Movie Review - Easy A
Less than halfway into Easy A, Olive Penderghast, the tragic heroine of the film, tells the audience she wishes her life was more like a 1980s teen comedy — cutting to clips from Ferris Bueller’s Day Off and The Breakfast Club to illustrate this point.
In the same flash, director Will Gluck and writer Bert V. Royal are telling us Easy A is their attempt to tap into their inner John Hughes. Usually, such a gratuitous reference is the signal of an homage gone horribly wrong. Fortunately, that is not the case in this film. With Easy A, Gluck and Royal pull off the rarest of feats: a smart, vibrant teen comedy for the millennial generation.
The story revolves around Olive (Emma Stone) — a well-meaning, attractive, but generally overlooked, teenager at a Southern California high school. Olive begins to attract attention, however, when her rival, a strict Christian student named Marianne (Amanda Bynes), overhears Olive lie to her best friend Rhiannon (Aly Michalka) about losing her virginity to a college boy. Rumor quickly spreads and Olive develops a reputation. Things really begin to get out of hand when Olive pretends to sleep with her gay friend Brandon (Dan Byrd) to stop his victimization by homophobic bullies. Other students from the bottom of the high school food chain hear of her generosity and begin propositioning her for similar favors, eventually forcing Olive to try to reclaim her reputation.
In her first crack at a major leading role, Stone shines. The actress, best known for her turns in Superbad and Zombieland, makes Olive quirky, edgy and likable all at the same time. She’s like a more grounded version of Juno.
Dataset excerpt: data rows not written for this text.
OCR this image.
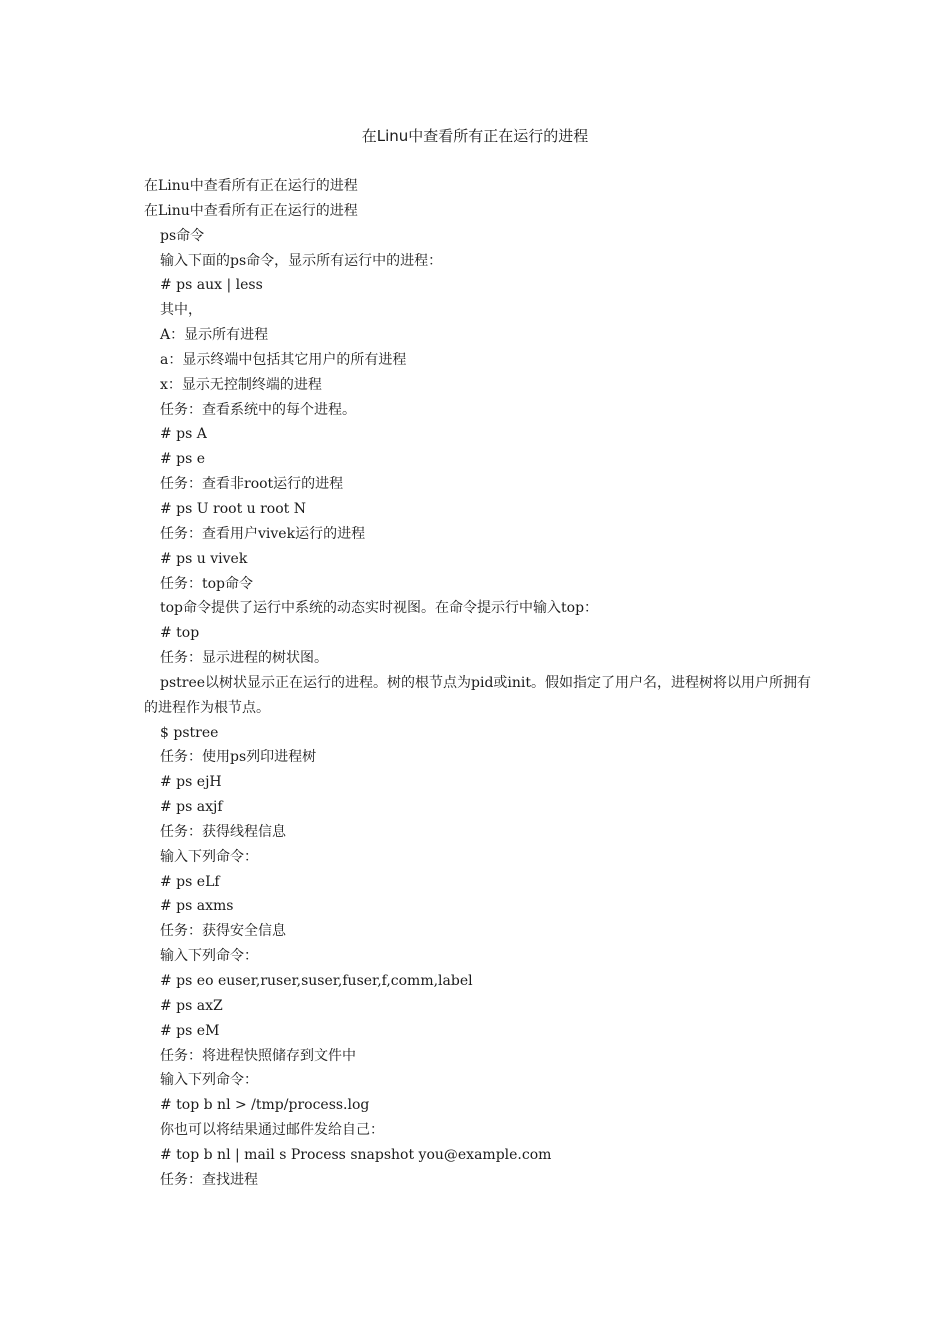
在Linu中查看所有正在运行的进程

在Linu中查看所有正在运行的进程

在Linu中查看所有正在运行的进程

ps命令

输入下面的ps命令，显示所有运行中的进程：

# ps aux | less

其中，

A：显示所有进程

a：显示终端中包括其它用户的所有进程

x：显示无控制终端的进程

任务：查看系统中的每个进程。

# ps A

# ps e

任务：查看非root运行的进程

# ps U root u root N

任务：查看用户vivek运行的进程

# ps u vivek

任务：top命令

top命令提供了运行中系统的动态实时视图。在命令提示行中输入top：

# top

任务：显示进程的树状图。

pstree以树状显示正在运行的进程。树的根节点为pid或init。假如指定了用户名，进程树将以用户所拥有的进程作为根节点。

$ pstree

任务：使用ps列印进程树

# ps ejH

# ps axjf

任务：获得线程信息

输入下列命令：

# ps eLf

# ps axms

任务：获得安全信息

输入下列命令：

# ps eo euser,ruser,suser,fuser,f,comm,label

# ps axZ

# ps eM

任务：将进程快照储存到文件中

输入下列命令：

# top b nl > /tmp/process.log

你也可以将结果通过邮件发给自己：

# top b nl | mail s Process snapshot you@example.com

任务：查找进程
The rest of the cast also turns in a strong performance. Stanley Tucci and Patricia Clarkson are riotous as Olive’s bizarre but loving parents. Thomas Haden-Church is marvelously dry as Olive’s English teacher, who introduces her to The Scarlet Letter. This helps Olive develop her reputation, as she begins to embroider red A’s on her newly scandalous wardrobe — hence the title of the film. Lisa Kudrow is energetic and snappy as the high school guidance counselor. Bynes does her best to bring something new to the oft-done hypocritical high school Jesus freak role while Penn Badgely, better known as Gossip Girl’s Dan, doesn’t overdo it as Olive’s understanding love interest.
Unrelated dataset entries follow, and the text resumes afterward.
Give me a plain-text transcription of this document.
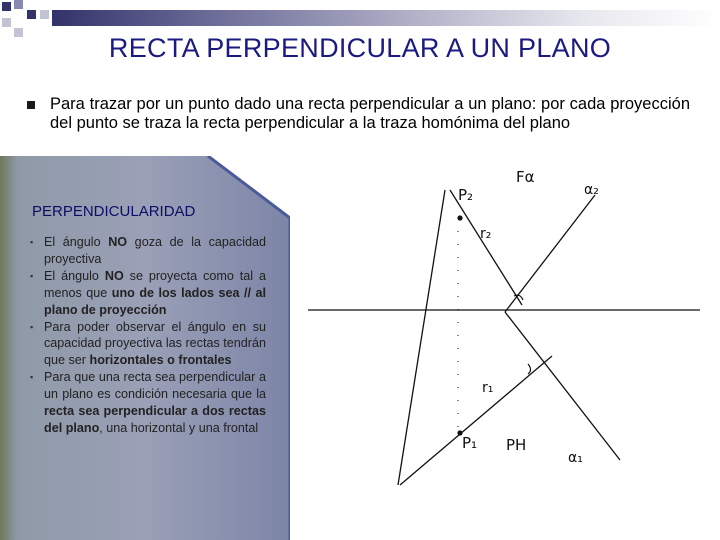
RECTA PERPENDICULAR A UN PLANO
Para trazar por un punto dado una recta perpendicular a un plano: por cada proyección del punto se traza la recta perpendicular a la traza homónima del plano
PERPENDICULARIDAD
▪ El ángulo NO goza de la capacidad proyectiva
▪ El ángulo NO se proyecta como tal a menos que uno de los lados sea // al plano de proyección
▪ Para poder observar el ángulo en su capacidad proyectiva las rectas tendrán que ser horizontales o frontales
▪ Para que una recta sea perpendicular a un plano es condición necesaria que la recta sea perpendicular a dos rectas del plano, una horizontal y una frontal
P₂
r₂
Fα
α₂
r₁
P₁ PH
α₁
Easy A probably doesn’t rank up there with Ferris or The Breakfast Club too often it goes for the obvious raunch, when instead its strength lies in its subtle and sometimes touching look at the difficulties of the high school social wilderness. In the same way Hughes was able to capture the essence of teenage angst in the Reagan era, Gluck and Royal are able to tap into the struggles of being a high schooler in the age of Facebook and iPhones. Olive doesn’t just break the fourth wall like Ferris, she tells us her story over a live webcast. And while that may seem impersonal and even a bit hackneyed, it isn’t. It’s simultaneously intimate and accessible.
It’s this combination of Hughesian earnestness and modern sensibility that makes Easy A a winner.
Noteworthy News:
Director Will Gluck will re-team with Patricia Clarkson and Emma Stone to make Friends With Benefits— a comedy starring Justin Timberlake and Mila Kunis as two busy professionals who decide to sleep with each other, no strings attached. Stone is also attached to the film adaptation of The Help— Kathryn Stockett’s popular novel about African-American maids working in white households in 1960s Mississippi.